Delivering respectful relationships in schools
Ensuring young people have important guidance in their development of respectful relationships will be the focus of a new $4 million program in all public schools.
The program will tackle key community issues of concern such as the kind of toxic masculinity promoted on social media increasingly perpetrated against staff and students, gender-based violence and disrespectful behaviours that can often lead to violence.
Schools will be supported to implement a whole-school approach to gender equality and tackling sexism, with specific action to promote positive masculinity and challenging the kind of harmful stereotypes often displayed online.
The curriculum will also be updated to ensure students focus more on misogyny, disrespectful behaviours and gender-based violence.
An advisory group with experts, department and school staff, students and parent representatives will also be created to support the roll-out.
Riverbanks College Principal Joe Priolo said, from the moment we first opened our doors to students in 2022, this school has had a central focus on respectful relationships – between our staff, our students, and our wider community – in order to drive our core school values of kindness, collaboration, grit and belonging.

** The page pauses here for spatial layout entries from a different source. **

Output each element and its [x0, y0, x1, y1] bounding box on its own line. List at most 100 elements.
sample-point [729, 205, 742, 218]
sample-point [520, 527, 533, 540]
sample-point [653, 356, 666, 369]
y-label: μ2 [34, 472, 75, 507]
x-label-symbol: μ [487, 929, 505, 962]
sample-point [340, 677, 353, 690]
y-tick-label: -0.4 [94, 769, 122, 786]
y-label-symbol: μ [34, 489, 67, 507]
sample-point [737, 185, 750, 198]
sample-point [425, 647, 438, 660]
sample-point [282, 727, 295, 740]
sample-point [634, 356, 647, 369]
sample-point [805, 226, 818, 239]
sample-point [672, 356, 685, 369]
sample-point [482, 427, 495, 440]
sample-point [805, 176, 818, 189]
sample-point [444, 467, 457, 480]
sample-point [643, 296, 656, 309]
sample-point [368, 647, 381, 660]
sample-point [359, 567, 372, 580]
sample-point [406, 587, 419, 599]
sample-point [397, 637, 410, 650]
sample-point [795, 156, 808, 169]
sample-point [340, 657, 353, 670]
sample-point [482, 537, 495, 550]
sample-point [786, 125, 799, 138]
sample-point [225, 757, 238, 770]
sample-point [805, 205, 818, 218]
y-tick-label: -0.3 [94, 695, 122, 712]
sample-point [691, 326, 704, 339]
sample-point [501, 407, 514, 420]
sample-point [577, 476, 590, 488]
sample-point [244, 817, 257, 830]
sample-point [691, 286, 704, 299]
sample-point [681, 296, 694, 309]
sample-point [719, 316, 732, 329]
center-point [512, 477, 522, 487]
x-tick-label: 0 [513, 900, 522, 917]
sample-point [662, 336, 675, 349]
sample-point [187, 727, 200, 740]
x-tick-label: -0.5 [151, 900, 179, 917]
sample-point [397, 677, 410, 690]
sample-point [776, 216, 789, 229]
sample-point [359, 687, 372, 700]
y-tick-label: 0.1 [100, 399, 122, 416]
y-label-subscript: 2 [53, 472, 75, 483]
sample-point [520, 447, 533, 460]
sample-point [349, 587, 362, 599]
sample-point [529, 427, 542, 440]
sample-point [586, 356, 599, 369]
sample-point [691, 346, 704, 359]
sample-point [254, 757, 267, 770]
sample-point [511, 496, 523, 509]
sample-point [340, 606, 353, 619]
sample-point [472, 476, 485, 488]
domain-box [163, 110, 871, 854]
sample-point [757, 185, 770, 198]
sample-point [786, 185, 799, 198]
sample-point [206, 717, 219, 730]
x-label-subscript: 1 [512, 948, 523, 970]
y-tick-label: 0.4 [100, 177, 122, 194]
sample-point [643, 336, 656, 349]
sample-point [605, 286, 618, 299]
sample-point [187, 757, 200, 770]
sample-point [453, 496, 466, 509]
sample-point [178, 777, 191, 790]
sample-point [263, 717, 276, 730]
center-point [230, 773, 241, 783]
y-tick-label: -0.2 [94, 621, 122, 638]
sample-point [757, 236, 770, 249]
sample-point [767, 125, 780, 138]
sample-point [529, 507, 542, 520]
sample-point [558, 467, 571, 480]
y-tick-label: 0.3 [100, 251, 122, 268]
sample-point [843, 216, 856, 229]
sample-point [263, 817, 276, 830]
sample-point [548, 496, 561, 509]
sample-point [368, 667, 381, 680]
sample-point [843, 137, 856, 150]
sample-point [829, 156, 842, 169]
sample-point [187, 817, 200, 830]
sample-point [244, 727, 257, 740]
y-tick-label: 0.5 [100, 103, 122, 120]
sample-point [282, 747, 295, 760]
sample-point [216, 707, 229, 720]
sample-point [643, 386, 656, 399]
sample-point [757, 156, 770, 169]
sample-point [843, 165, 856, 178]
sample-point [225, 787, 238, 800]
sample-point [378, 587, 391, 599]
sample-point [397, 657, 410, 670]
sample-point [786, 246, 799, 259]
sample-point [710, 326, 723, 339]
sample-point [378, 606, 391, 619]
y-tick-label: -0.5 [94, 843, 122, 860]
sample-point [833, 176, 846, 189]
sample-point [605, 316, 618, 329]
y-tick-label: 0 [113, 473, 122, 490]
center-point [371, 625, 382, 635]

“We address the topic of respectful relationships in a variety of age-appropriate ways with our students every day and find that we have a very inclusive society in and around the school”.
“We find our young people are more accepting and inclusive than the community may have been 20 years ago, but we continue to build on that understanding in terms of issues such as respect, consent, fairness and inclusion”, said Priolo.
Among the anticipated work, will be a new respectful relationships education webpage, an update of current teacher resources, and the development of new resources for teachers and families – along with information to support vulnerable groups including Aboriginal students, those who are culturally or linguistically diverse, and students with disabilities.
A final implementation plan, focused on encouraging students to treat people with respect, kindness and understanding along with working on stamping out misogyny and harassment, will be rolled out early next year.